Umemoto Hirohito, Inami Mayuko, Yatsunami Rie, Fukui Toshiaki, Kumasaka Takashi, Tanaka Nobuo, Nakamura Satoshi
Department of Bioengineering, Graduate School of Bioscience and Biotechnology, Tokyo Institute of Technology, 4259 Nagatsuta, Midori-ku, Yokohama 226-8501, Japan.
Nucleic Acids Symp Ser (Oxf). 2007(51):461-2. doi: 10.1093/nass/nrm231.

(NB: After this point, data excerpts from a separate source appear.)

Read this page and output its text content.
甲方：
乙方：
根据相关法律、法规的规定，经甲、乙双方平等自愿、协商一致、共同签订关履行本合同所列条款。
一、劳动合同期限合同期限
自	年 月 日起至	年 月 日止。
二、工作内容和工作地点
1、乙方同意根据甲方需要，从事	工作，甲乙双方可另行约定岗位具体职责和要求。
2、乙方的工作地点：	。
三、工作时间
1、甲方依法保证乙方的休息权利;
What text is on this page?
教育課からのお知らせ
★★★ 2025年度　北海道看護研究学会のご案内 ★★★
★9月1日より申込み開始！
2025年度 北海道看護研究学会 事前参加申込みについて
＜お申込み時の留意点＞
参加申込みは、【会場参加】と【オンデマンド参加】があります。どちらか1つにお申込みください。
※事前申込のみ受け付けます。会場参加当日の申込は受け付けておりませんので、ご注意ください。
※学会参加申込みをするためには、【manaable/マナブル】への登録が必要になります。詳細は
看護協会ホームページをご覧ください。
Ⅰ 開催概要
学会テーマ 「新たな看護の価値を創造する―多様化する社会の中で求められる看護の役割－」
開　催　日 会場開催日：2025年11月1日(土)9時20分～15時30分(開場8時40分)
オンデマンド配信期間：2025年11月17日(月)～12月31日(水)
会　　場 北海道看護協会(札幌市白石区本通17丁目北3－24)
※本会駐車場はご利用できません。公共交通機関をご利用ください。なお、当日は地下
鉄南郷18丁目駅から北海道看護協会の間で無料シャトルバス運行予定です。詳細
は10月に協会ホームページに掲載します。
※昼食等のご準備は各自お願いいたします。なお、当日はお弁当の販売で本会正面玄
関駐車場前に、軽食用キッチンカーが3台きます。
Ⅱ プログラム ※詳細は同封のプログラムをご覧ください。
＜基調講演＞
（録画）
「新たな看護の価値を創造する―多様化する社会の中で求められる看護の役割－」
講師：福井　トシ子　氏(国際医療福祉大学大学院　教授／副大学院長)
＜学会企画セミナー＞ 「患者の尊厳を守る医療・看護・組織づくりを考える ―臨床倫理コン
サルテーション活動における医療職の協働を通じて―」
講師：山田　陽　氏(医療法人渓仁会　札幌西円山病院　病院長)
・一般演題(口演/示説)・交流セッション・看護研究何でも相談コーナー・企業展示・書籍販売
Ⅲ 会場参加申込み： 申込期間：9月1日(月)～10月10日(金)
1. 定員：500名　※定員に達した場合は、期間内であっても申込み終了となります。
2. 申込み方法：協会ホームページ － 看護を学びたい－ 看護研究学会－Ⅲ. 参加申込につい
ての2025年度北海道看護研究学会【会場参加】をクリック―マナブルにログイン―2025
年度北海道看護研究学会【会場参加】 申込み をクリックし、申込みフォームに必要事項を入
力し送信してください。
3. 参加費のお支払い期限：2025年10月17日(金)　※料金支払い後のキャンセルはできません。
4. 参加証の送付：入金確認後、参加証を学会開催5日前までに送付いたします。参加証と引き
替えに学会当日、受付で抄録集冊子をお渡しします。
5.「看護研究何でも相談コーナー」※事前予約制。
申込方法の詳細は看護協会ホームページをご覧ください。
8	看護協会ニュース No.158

Xylanase J (XynJ) from alkaliphilic Bacillussp. strain 41M-1 is an alkaline xylanase. Structure comparison indicated that there were several specific salt bridges in the catalytic cleft of XynJ compared with neutral xylanases. Mutant enzymes were prepared by substituting several amino acids comprising the salt bridges. Some mutants exhibited acidophilic shift in optimum pH, whereas another showed alkaliphilic shift. These results suggested that the characteristic salt bridges could contribute to the alkaliphily of XynJ.
来自嗜碱芽孢杆菌菌株41M-1的木聚糖酶J(XynJ)是一种碱性木聚糖酶。结构比较表明,与中性木聚糖酶相比,XynJ的催化裂隙中存在几个特定的盐桥。通过替换构成盐桥的几个氨基酸制备了突变酶。一些突变体在最适pH值上表现出嗜酸位移,而另一些则表现出嗜碱位移。这些结果表明,这些特征性盐桥可能有助于XynJ的嗜碱性。